Aberrant expression of trk receptor kinases and enhanced expression of various neurotrophins (NTs) have been implicated in the development and progression of human prostatic carcinoma and pancreatic ductal adenocarcinoma. We examined the antitumor efficacy of administration of NT neutralizing antibodies on the growth of established human prostatic carcinoma and pancreatic ductal adenocarcinoma xenografts in nude mice.

In initial studies, tumor-bearing nude mice were treated with a mixture of NT antibodies [100 microg each of anti-nerve growth factor (NGF), anti-brain-derived neurotrophic factor, anti-NT-3, and anti-NT-4/5] or normal rabbit IgG (400 microg) intratumorally and peritumorally three times/week over a 15-day dosing period. In subsequent studies, tumor-bearing nude mice were treated with individual NT antibodies (100 microg), affinity-purified anti-NGF (0.1, 1.0, or 10.0 microg), or normal rabbit IgG (100 microg) using the same dosing schedule.

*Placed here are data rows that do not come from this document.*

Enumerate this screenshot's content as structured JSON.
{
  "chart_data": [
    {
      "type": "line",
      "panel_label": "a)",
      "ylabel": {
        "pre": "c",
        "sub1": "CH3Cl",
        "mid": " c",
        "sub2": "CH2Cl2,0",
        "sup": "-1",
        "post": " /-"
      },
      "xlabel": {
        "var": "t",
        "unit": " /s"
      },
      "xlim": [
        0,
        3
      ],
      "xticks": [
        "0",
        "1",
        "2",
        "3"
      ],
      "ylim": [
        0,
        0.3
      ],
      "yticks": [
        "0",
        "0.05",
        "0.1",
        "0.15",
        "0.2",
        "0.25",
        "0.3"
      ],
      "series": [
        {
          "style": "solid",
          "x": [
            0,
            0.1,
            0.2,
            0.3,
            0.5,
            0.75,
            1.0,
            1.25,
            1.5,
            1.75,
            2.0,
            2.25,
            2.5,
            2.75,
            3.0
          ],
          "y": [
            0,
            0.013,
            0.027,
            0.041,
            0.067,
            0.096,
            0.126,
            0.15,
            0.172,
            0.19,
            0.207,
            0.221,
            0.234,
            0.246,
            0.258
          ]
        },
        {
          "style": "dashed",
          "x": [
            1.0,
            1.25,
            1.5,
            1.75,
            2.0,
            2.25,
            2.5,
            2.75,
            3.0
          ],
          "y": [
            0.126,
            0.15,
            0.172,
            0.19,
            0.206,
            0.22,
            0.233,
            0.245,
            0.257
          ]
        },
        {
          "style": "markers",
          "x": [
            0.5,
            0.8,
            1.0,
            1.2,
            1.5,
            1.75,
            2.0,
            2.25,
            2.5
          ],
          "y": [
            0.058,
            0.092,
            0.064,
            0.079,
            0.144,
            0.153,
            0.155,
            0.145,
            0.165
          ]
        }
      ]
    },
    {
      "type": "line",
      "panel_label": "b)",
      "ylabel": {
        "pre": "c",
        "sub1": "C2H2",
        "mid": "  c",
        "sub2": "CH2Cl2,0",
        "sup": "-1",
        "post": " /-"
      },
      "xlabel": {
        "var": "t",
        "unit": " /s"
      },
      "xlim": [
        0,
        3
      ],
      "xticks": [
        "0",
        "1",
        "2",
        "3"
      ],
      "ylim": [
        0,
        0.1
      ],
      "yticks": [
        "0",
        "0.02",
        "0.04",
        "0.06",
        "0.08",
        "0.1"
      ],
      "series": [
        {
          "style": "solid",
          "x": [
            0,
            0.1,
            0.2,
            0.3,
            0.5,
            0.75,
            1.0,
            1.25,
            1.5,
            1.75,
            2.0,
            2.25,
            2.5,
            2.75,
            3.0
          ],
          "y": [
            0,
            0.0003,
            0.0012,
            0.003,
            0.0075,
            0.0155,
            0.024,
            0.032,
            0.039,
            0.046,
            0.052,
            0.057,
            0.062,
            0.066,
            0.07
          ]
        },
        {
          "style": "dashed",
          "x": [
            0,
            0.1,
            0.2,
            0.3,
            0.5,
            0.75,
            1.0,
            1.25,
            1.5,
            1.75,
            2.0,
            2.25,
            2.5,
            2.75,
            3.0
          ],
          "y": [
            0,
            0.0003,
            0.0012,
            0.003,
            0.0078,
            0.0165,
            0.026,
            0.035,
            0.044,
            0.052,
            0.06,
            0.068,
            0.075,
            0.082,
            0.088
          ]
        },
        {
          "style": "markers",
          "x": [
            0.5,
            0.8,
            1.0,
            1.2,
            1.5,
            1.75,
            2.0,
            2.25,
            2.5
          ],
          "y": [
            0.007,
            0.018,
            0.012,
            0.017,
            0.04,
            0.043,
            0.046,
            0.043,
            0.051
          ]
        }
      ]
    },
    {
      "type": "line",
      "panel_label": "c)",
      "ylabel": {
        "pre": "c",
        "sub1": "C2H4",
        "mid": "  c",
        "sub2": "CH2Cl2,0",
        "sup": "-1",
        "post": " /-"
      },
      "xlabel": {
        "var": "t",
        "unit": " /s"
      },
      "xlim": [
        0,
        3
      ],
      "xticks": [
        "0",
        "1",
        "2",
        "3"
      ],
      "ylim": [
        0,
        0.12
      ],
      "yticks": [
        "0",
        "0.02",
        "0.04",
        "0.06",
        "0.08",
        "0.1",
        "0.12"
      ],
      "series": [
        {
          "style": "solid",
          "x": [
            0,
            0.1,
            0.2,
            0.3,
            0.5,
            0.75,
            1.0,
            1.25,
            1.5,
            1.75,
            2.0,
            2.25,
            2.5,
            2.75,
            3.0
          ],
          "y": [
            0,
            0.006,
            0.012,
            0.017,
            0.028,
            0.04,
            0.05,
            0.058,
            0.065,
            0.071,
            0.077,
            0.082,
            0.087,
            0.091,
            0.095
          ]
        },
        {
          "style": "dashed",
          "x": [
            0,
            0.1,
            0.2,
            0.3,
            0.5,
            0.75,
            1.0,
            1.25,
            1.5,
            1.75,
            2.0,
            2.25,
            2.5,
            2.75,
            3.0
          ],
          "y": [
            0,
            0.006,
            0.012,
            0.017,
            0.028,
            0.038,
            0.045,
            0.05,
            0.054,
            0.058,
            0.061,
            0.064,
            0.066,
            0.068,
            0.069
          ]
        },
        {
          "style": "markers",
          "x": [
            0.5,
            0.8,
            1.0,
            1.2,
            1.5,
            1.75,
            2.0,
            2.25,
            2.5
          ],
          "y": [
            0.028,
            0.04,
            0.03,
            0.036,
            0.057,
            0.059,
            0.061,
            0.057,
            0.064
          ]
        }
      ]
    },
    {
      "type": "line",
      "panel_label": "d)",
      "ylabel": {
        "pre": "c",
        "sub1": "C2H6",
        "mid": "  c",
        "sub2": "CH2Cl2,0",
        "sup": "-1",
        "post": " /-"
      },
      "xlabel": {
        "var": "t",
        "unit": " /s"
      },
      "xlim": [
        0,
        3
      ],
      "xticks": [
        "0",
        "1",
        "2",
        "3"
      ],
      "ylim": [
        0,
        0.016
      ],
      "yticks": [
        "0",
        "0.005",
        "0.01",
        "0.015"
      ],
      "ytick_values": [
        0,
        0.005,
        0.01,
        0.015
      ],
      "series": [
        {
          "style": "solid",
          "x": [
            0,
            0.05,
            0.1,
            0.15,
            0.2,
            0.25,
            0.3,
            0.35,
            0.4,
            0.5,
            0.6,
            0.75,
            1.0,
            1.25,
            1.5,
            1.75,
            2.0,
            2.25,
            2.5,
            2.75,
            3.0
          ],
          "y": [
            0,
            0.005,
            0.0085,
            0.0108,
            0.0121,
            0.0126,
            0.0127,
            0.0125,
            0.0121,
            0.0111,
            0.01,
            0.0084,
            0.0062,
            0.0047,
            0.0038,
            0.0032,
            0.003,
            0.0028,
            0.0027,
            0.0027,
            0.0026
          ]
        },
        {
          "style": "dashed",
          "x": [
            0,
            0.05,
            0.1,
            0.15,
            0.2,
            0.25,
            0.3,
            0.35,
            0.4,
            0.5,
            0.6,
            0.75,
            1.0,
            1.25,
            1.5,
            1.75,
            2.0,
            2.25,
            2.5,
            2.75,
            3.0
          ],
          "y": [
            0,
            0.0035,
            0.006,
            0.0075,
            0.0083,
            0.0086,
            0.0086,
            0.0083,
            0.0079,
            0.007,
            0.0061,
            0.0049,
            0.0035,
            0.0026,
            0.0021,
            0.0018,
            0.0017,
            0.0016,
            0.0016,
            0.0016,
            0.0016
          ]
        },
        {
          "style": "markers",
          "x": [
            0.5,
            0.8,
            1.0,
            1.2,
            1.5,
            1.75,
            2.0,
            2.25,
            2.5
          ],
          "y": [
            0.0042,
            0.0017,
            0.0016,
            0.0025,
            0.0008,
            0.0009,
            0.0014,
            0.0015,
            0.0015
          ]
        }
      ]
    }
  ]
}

Treatment with the antibody mixture inhibited significantly the growth of TSU-Pr1 and AsPC-1 xenografts as compared with IgG-treated controls (maximal inhibition of 53 and 53%, respectively), whereas this treatment caused significant regression in PC-3 xenografts. Treatment of TSU-Pr1 xenografts with either anti-NGF or anti-NT-3 resulted in maximal tumor growth inhibition of 67 and 64%, respectively, whereas anti-brain-derived neurotrophic factor and anti-NT-4/5 did not inhibit tumor growth in this tumor model. Administration of various concentrations (0.1, 1.0, or 10.0 microg) of affinity-purified anti-NGF resulted in maximal TSU-Pr1 tumor growth inhibition of 49, 62, and 66%, respectively.

These data add further support for the therapeutic potential of disrupting trk-signaling events in select types of nonneuronal human cancers, specifically prostatic and pancreatic carcinomas.